21st Aug 2014 09:10
LONDON (Alliance News) - Investing company Tanfield Group PLC said its losses widened in the first half, due to net finance expenses.
The company, which has two passive investments Smith Electric Vehicles and Snorkel Europe Ltd, posted a pretax loss of GBP261,000 for the six months ended June 30, compared with a GBP60,000 loss a year earlier, after reporting net finance expenses of GBP132,000, compared to net finance income of GBP22,000 in the year-prior half.
Tanfield recorded no revenue during the period compared with GBP1.3 million a year earlier.
Last month, Tanfield said Smith Electric Vehicles bought an 85.3% stake in American Business Services Inc for USD340,000, the first step in the process of Smith becoming a publicly listed company on the Over The Counter Bulletin Board in the US.
Smith Electric Vehicles manufactures and markets zero-emission commercial electric vehicles.

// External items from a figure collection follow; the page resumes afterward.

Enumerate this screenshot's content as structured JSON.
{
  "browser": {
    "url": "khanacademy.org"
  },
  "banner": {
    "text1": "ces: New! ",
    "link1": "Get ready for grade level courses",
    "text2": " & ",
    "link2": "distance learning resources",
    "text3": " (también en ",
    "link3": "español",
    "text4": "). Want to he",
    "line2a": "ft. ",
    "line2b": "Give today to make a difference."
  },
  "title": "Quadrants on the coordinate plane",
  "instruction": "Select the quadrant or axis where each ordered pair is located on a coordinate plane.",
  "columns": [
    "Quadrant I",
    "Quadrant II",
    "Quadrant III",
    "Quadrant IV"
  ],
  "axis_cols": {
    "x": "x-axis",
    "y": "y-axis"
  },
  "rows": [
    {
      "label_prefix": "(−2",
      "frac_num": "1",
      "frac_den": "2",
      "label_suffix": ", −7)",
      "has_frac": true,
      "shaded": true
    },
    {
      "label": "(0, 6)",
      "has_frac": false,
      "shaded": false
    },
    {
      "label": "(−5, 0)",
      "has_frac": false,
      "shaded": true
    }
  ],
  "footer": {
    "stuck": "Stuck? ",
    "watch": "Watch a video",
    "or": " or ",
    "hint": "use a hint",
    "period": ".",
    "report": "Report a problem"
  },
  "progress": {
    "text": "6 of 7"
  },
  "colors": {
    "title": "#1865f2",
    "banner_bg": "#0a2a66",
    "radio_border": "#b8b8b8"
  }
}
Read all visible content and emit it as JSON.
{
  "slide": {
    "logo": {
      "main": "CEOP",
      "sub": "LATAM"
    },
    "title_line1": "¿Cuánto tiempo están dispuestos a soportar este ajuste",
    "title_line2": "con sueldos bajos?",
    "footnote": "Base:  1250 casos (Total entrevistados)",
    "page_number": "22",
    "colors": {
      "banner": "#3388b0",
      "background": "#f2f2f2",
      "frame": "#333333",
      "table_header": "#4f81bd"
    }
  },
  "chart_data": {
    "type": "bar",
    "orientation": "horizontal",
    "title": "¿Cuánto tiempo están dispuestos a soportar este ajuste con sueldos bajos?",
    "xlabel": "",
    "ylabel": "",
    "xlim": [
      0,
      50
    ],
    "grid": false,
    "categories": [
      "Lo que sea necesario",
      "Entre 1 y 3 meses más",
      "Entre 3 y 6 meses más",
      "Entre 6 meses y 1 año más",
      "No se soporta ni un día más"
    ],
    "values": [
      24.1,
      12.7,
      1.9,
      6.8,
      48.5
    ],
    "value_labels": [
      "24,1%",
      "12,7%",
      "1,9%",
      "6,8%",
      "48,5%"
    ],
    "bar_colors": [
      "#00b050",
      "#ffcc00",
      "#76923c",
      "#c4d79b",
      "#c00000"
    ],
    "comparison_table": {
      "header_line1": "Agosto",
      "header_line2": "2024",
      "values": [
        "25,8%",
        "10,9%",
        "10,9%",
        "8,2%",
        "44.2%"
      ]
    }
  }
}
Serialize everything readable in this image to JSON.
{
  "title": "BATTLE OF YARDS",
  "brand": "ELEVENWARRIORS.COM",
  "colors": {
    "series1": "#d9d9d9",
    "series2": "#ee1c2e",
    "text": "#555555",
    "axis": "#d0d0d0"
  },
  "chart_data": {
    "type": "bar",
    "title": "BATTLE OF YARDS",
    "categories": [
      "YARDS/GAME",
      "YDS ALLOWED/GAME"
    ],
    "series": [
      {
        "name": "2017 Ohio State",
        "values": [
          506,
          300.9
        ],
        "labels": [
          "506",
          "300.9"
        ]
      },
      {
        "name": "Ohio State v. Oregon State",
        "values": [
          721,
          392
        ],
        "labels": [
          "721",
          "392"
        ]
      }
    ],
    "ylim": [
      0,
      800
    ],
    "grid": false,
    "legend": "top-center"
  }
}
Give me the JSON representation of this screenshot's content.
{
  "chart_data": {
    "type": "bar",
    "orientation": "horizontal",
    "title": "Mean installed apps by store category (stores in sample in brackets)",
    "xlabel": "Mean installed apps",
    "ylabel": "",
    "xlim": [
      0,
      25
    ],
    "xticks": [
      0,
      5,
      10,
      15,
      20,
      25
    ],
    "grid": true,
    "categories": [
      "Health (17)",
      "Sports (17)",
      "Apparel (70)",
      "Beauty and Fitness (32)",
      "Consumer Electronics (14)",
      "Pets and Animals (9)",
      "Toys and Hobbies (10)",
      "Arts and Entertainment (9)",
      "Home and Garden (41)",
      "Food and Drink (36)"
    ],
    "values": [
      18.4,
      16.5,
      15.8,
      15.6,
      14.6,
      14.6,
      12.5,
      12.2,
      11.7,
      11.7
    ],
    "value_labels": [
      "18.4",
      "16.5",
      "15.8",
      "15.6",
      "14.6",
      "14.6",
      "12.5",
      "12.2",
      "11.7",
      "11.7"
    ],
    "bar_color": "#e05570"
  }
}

In late May, Tanfield decided to support Smith Electric Vehicles' capital restructuring and listing plans, even though the deal will dilute its shareholding. It signed a deal which conditionally bound it to sign consents to allow Smith to raise up to USD30 million in funding and to restructure its capital.
Tanfield said its Snorkel business, in which it has a 49% stake, also continues to progress well, with both production and the order book up.
Snorkel, a manufacturer of self-propelled aerial work platforms, has undertaken a restructure to reduce the breakeven of the business. As a result, Tanfield said it is confident that the Snorkel business will continue to move towards "meaningful profitability".
Tanfield shares were quoted down 1.1% at 17.06 pence Thursday morning.